NEW YORK (GenomeWeb) – A team led by researchers at Decode Genetics has mapped imprinting patterns within the human genome.
Some 160 human genes have been reported to be under the influence of imprinting, in which one parental allele is preferentially expressed over the other. During development, there are waves of demethylation and remethylation, but some regions escape this process and retain their parental methylation status.
Researchers led by Kari Stefansson of Decode, which is part of Amgen, and the University of Iceland combined whole-genome sequencing, oxidative bisulfite sequencing, and SNP genotyping to determine both the parent-of-origin phased haplotypes and the genome-wide CpG methylation status within an Icelandic population. From this, as they reported yesterday in Nature Genetics, the researchers generated a map of imprinted methylation and gene expression patterns, including ones at disease-linked loci.
"[O]ur observations support the view that imprinting is a more quantitative than categorical phenomenon, having nuances that are yet to be fully explored," Stefansson and his colleagues wrote in their paper.
The researchers turned to their cohort of Icelandic individuals — 150,000 Icelanders out of a total population of 320,000 have undergone genotyping — to tease out haplotype phases. They also sequenced the genomes of 15,200 individuals and used the genotyping information they had plus the Icelandic genealogical record to determine parent-of-origin phased haplotypes.

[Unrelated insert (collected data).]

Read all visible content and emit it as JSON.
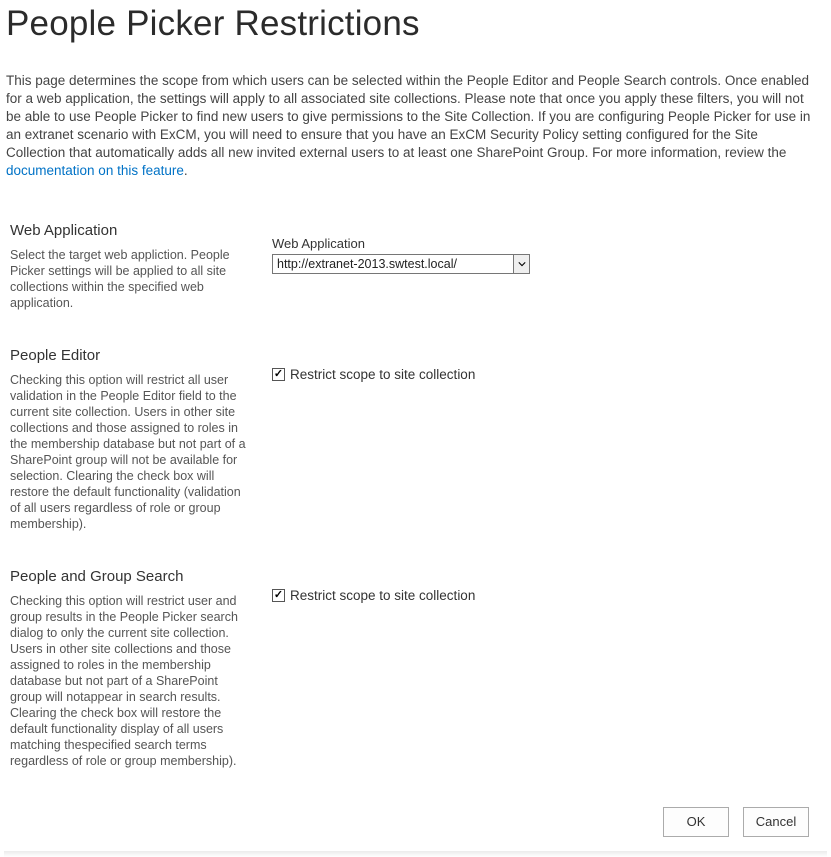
{
  "page": {
    "title": "People Picker Restrictions",
    "intro_prefix": "This page determines the scope from which users can be selected within the People Editor and People Search controls. Once enabled for a web application, the settings will apply to all associated site collections. Please note that once you apply these filters, you will not be able to use People Picker to find new users to give permissions to the Site Collection. If you are configuring People Picker for use in an extranet scenario with ExCM, you will need to ensure that you have an ExCM Security Policy setting configured for the Site Collection that automatically adds all new invited external users to at least one SharePoint Group. For more information, review the ",
    "intro_link_text": "documentation on this feature",
    "intro_suffix": "."
  },
  "sections": {
    "web_app": {
      "heading": "Web Application",
      "description": "Select the target web appliction. People Picker settings will be applied to all site collections within the specified web application.",
      "field_label": "Web Application",
      "selected_value": "http://extranet-2013.swtest.local/"
    },
    "people_editor": {
      "heading": "People Editor",
      "description": "Checking this option will restrict all user validation in the People Editor field to the current site collection. Users in other site collections and those assigned to roles in the membership database but not part of a SharePoint group will not be available for selection. Clearing the check box will restore the default functionality (validation of all users regardless of role or group membership).",
      "checkbox_label": "Restrict scope to site collection",
      "checked": true
    },
    "people_search": {
      "heading": "People and Group Search",
      "description": "Checking this option will restrict user and group results in the People Picker search dialog to only the current site collection. Users in other site collections and those assigned to roles in the membership database but not part of a SharePoint group will notappear in search results. Clearing the check box will restore the default functionality display of all users matching thespecified search terms regardless of role or group membership).",
      "checkbox_label": "Restrict scope to site collection",
      "checked": true
    }
  },
  "buttons": {
    "ok": "OK",
    "cancel": "Cancel"
  }
}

At the same time, they conducted oxidative bisulfite whole-genome sequencing of peripheral blood samples collected from 200 individuals to determine genome-wide methylation status. When combined, the researchers could determine the phase and parent of origin for each read and any methylation sites it contained.
In all, they uncovered 229 parent-of-origin differentially methylated regions, 64 of which overlapped with previously reported regions and 165 of which were novel.

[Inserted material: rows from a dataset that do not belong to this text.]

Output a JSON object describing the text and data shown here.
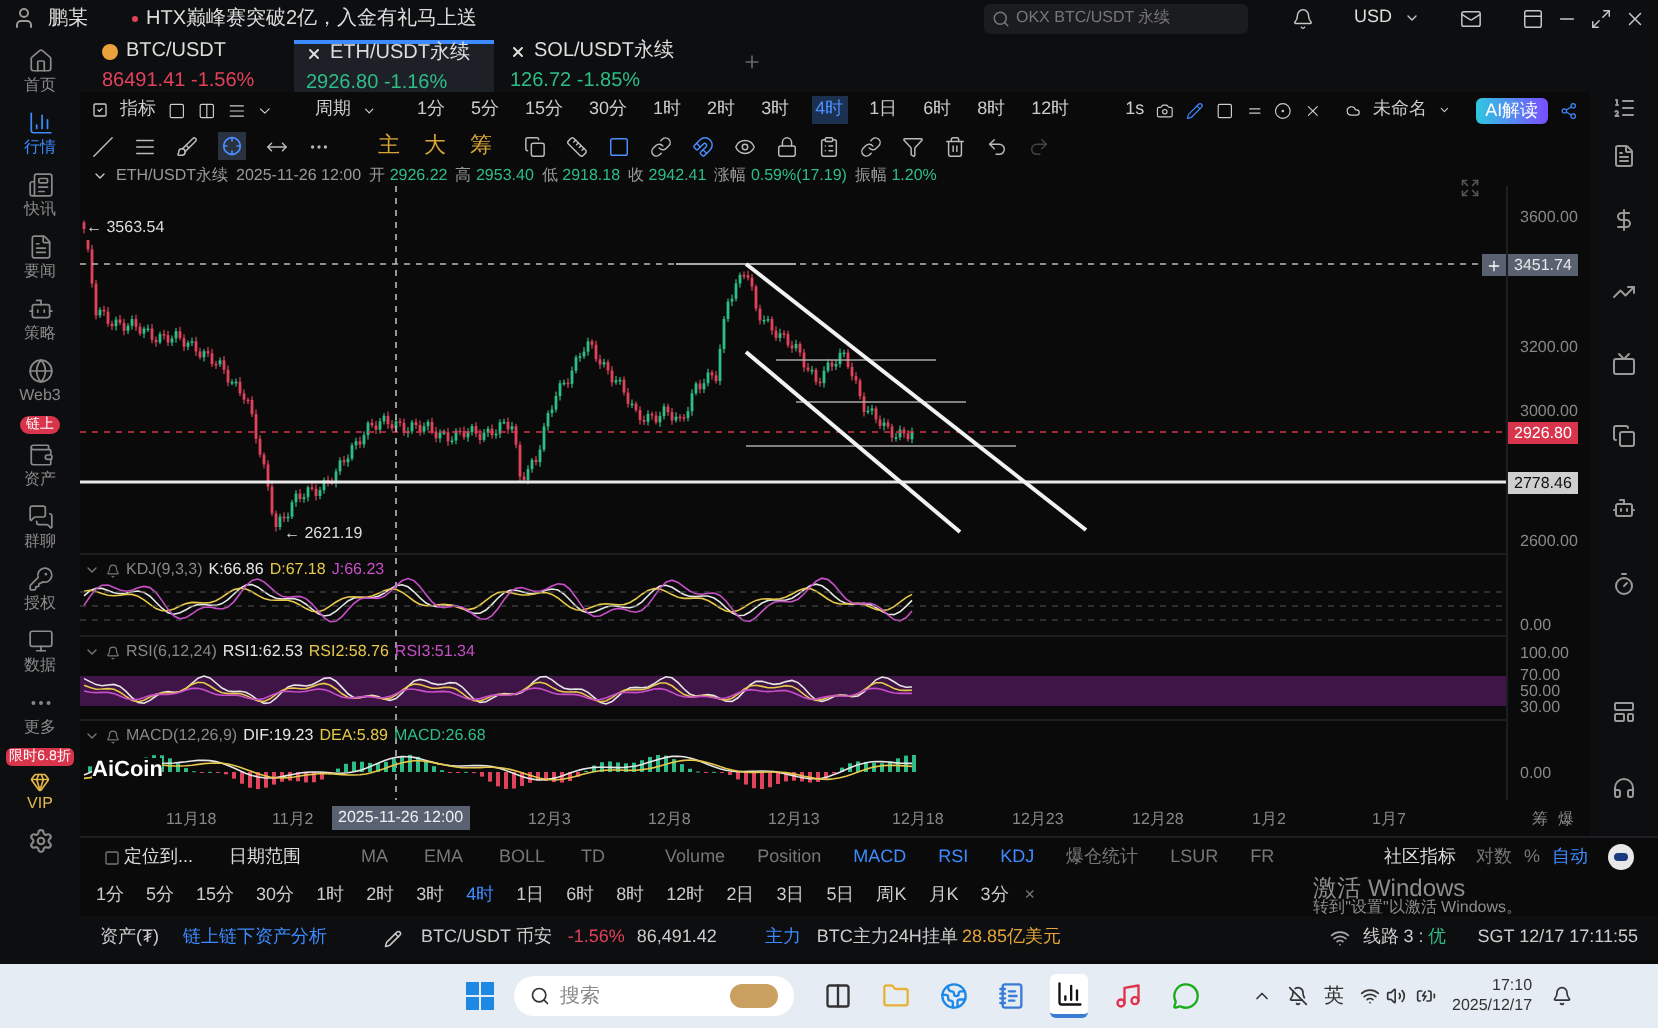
{
  "top_bar": {
    "user": "鹏某",
    "news": "HTX巅峰赛突破2亿，入金有礼马上送",
    "search": {
      "placeholder": "OKX BTC/USDT 永续"
    },
    "currency": "USD"
  },
  "sidebar": {
    "items": [
      {
        "label": "首页",
        "selected": false
      },
      {
        "label": "行情",
        "selected": true
      },
      {
        "label": "快讯",
        "selected": false
      },
      {
        "label": "要闻",
        "selected": false
      },
      {
        "label": "策略",
        "selected": false
      },
      {
        "label": "Web3",
        "selected": false
      },
      {
        "label": "资产",
        "selected": false
      },
      {
        "label": "群聊",
        "selected": false
      },
      {
        "label": "授权",
        "selected": false
      },
      {
        "label": "数据",
        "selected": false
      },
      {
        "label": "更多",
        "selected": false
      }
    ],
    "badge": "链上",
    "promo": "限时6.8折",
    "vip": "VIP"
  },
  "tabs": [
    {
      "symbol": "BTC/USDT",
      "price": "86491.41",
      "change": "-1.56%",
      "color": "#e0425b",
      "selected": false
    },
    {
      "symbol": "ETH/USDT永续",
      "price": "2926.80",
      "change": "-1.16%",
      "color": "#2ebd85",
      "selected": true
    },
    {
      "symbol": "SOL/USDT永续",
      "price": "126.72",
      "change": "-1.85%",
      "color": "#2ebd85",
      "selected": false
    }
  ],
  "toolbar": {
    "indicator": "指标",
    "period": "周期",
    "intervals": [
      {
        "label": "1分",
        "selected": false
      },
      {
        "label": "5分",
        "selected": false
      },
      {
        "label": "15分",
        "selected": false
      },
      {
        "label": "30分",
        "selected": false
      },
      {
        "label": "1时",
        "selected": false
      },
      {
        "label": "2时",
        "selected": false
      },
      {
        "label": "3时",
        "selected": false
      },
      {
        "label": "4时",
        "selected": true
      },
      {
        "label": "1日",
        "selected": false
      },
      {
        "label": "6时",
        "selected": false
      },
      {
        "label": "8时",
        "selected": false
      },
      {
        "label": "12时",
        "selected": false
      }
    ],
    "seconds": "1s",
    "layout": "未命名",
    "ai": "AI解读"
  },
  "drawing_tools": {
    "chips": [
      "主",
      "大",
      "筹"
    ]
  },
  "ohlc": {
    "symbol": "ETH/USDT永续",
    "time": "2025-11-26 12:00",
    "fields": [
      {
        "label": "开",
        "value": "2926.22"
      },
      {
        "label": "高",
        "value": "2953.40"
      },
      {
        "label": "低",
        "value": "2918.18"
      },
      {
        "label": "收",
        "value": "2942.41"
      },
      {
        "label": "涨幅",
        "value": "0.59%(17.19)"
      },
      {
        "label": "振幅",
        "value": "1.20%"
      }
    ]
  },
  "chart": {
    "price_axis": [
      "3600.00",
      "3200.00",
      "3000.00",
      "2600.00"
    ],
    "price_tags": [
      {
        "value": "3451.74",
        "kind": "cursor"
      },
      {
        "value": "2926.80",
        "kind": "last"
      },
      {
        "value": "2778.46",
        "kind": "line"
      }
    ],
    "high_mark": "← 3563.54",
    "low_mark": "← 2621.19",
    "watermark": "AiCoin",
    "dates": [
      "11月18",
      "11月2",
      "12月3",
      "12月8",
      "12月13",
      "12月18",
      "12月23",
      "12月28",
      "1月2",
      "1月7"
    ],
    "crosshair_time": "2025-11-26 12:00",
    "axis_end": [
      "筹",
      "爆"
    ]
  },
  "indicators": [
    {
      "name": "KDJ(9,3,3)",
      "values": [
        {
          "text": "K:66.86",
          "color": "#e6e6e6"
        },
        {
          "text": "D:67.18",
          "color": "#e6c84a"
        },
        {
          "text": "J:66.23",
          "color": "#c84fc8"
        }
      ],
      "axis": [
        "0.00"
      ]
    },
    {
      "name": "RSI(6,12,24)",
      "values": [
        {
          "text": "RSI1:62.53",
          "color": "#e6e6e6"
        },
        {
          "text": "RSI2:58.76",
          "color": "#e6c84a"
        },
        {
          "text": "RSI3:51.34",
          "color": "#c84fc8"
        }
      ],
      "axis": [
        "100.00",
        "70.00",
        "50.00",
        "30.00"
      ]
    },
    {
      "name": "MACD(12,26,9)",
      "values": [
        {
          "text": "DIF:19.23",
          "color": "#e6e6e6"
        },
        {
          "text": "DEA:5.89",
          "color": "#e6c84a"
        },
        {
          "text": "MACD:26.68",
          "color": "#2ebd85"
        }
      ],
      "axis": [
        "0.00"
      ]
    }
  ],
  "bottom_toolbar": {
    "locate": "定位到...",
    "date_range": "日期范围",
    "overlays": [
      "MA",
      "EMA",
      "BOLL",
      "TD"
    ],
    "panes": [
      {
        "label": "Volume",
        "active": false
      },
      {
        "label": "Position",
        "active": false
      },
      {
        "label": "MACD",
        "active": true
      },
      {
        "label": "RSI",
        "active": true
      },
      {
        "label": "KDJ",
        "active": true
      },
      {
        "label": "爆仓统计",
        "active": false
      },
      {
        "label": "LSUR",
        "active": false
      },
      {
        "label": "FR",
        "active": false
      }
    ],
    "community": "社区指标",
    "log": "对数",
    "percent": "%",
    "auto": {
      "label": "自动",
      "active": true
    }
  },
  "interval_bar": {
    "items": [
      {
        "label": "1分",
        "selected": false
      },
      {
        "label": "5分",
        "selected": false
      },
      {
        "label": "15分",
        "selected": false
      },
      {
        "label": "30分",
        "selected": false
      },
      {
        "label": "1时",
        "selected": false
      },
      {
        "label": "2时",
        "selected": false
      },
      {
        "label": "3时",
        "selected": false
      },
      {
        "label": "4时",
        "selected": true
      },
      {
        "label": "1日",
        "selected": false
      },
      {
        "label": "6时",
        "selected": false
      },
      {
        "label": "8时",
        "selected": false
      },
      {
        "label": "12时",
        "selected": false
      },
      {
        "label": "2日",
        "selected": false
      },
      {
        "label": "3日",
        "selected": false
      },
      {
        "label": "5日",
        "selected": false
      },
      {
        "label": "周K",
        "selected": false
      },
      {
        "label": "月K",
        "selected": false
      },
      {
        "label": "3分",
        "selected": false
      }
    ],
    "close": "×"
  },
  "activation": {
    "title": "激活 Windows",
    "subtitle": "转到\"设置\"以激活 Windows。"
  },
  "status_bar": {
    "assets": "资产(₮)",
    "asset_link": "链上链下资产分析",
    "pair": "BTC/USDT 币安",
    "change": "-1.56%",
    "price": "86,491.42",
    "tag": "主力",
    "headline": "BTC主力24H挂单",
    "amount": "28.85亿美元",
    "line": "线路 3 :",
    "quality": "优",
    "clock": "SGT 12/17 17:11:55"
  },
  "taskbar": {
    "search": {
      "placeholder": "搜索"
    },
    "apps": [
      {
        "kind": "taskview",
        "selected": false
      },
      {
        "kind": "folder",
        "selected": false
      },
      {
        "kind": "edge",
        "selected": false
      },
      {
        "kind": "notepad",
        "selected": false
      },
      {
        "kind": "aicoin",
        "selected": true
      },
      {
        "kind": "music",
        "selected": false
      },
      {
        "kind": "chat",
        "selected": false
      }
    ],
    "ime": "英",
    "time": "17:10",
    "date": "2025/12/17"
  }
}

Some of these regions map to regions previously linked to Prader-Willi syndrome and Angelman syndrome, both rare conditions caused by the loss of parts of paternal chromosome 15. A previous report had noted parent-of-origin methylation preferences in this region on chromosome 15, and the Decode researchers found that maternally methylated regions tended to be near regulatory regions like promoters or transcription start sites, while paternally methylated regions were spread more broadly.
When the researchers compared these methylation patterns to the methylomes of sperm cells, oocytes, and blastocysts, they found the majority of the PWS/AS parent-of-origin differentially methylated regions were highly methylated in sperm. However, much of that methylation was lost by the blastocyst stage, though later re-instated.
Based on this, the researchers determined that the paternally methylated regions were actually established somatically, and they further noted that these regions exhibited a pattern consistent with stochastic methylation.
Other novel parent-of-origin differentially methylated regions fell outside the PWS/AS region. Some mapped near other reported parent-of-origin differentially methylated regions or near genes with a known imprinted expression pattern or near promoters, transcription start sites, heterochromatin, and CpG islands. These parent-of-origin differentially methylated regions showed a methylation pattern during development that was distinct from that of the PWS/AS region: most were maternally methylated, the researchers noted.
Meanwhile, the researchers performed RNA-seq on blood samples from 6,800 individuals to search for parent-of-origin allele-specific expression and related that to methylation changes. They uncovered 137 genes with parent-of-origin allele-specific expression, 128 of which they then replicated in a separate cohort. Ninety-nine of these were close to a parent-of-origin differentially methylated region, they reported.
They also examined an in-house database to search for SNPs whose effects differed by parent of origin to find links at DLK1/MEG3 and GNAS, genes linked to imprinting disorders. For instance, the GNAS rs425881[A] allele increases thyroid-stimulating hormone levels when it is inherited maternally, the researchers found, but decreases levels when it is paternally inherited.
The researchers noted that the novel parent-of-origin differentially methylated regions and parent-of-origin allele-specific expression they found have smaller effects than those uncovered previously. "These smaller differences may indicate that imprinting is confined to subsets of cells or particular cell types," they wrote.